UC Santa Barbara

Spatially explicit impact assessment analyses such as vulnerability studies often require spatially detailed population distribution as input. Downscaled population datasets otherwise known as disaggregated, gridded or fine resolution population datasets are becoming increasingly available at global and regional scales and are based on information from various sources with varying spatial and temporal resolutions as well as reliabilities. Uncertainty is endemic in such downscaled population estimates, particularly in developing countries yet it is hardly assessed. Consequently, decision-makers are potentially faced with a bias problem whereby uncertainties are masked and estimates are presented as unique or expected values even after being derived in a probabilistic context. This research explores how HIV prevalence in three districts of the United Republic of Tanzania might vary with the utilization of simulations of downscaled population estimates. In so doing, this study explores some scenarios in which HIV prevalence that corresponds to minimum expected cost of antiretroviral (ARV) treatment is estimated under three different decision-making attitudes, namely minimax regret, maximin and maximax, followed by a discussion of some implications of any variation in best estimates of HIV prevalence corresponding to the least impact on ARV cost.

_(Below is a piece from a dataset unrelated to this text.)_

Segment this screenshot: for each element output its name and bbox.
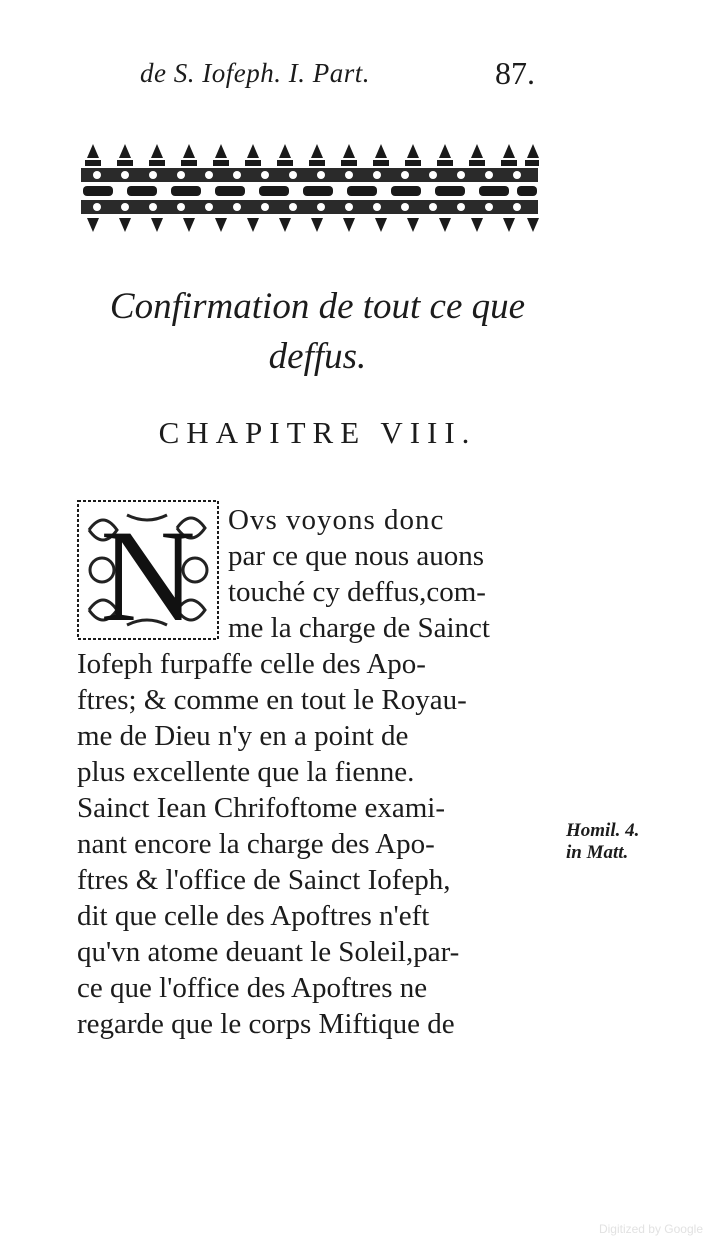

Our findings show that for effective decision analysis, rather than using coarse aggregated values such as census data at the district level, decision-makers may benefit from the application of multiple simulated spatial distributions of fine scale population along with the associated ARV cost estimates. From this distribution of ARV cost estimates, decision-makers could select best estimates based on an explication of risk attitude, thus avoiding unforeseeable consequences of underestimating or overestimating impact assessment outcomes of HIV prevalence.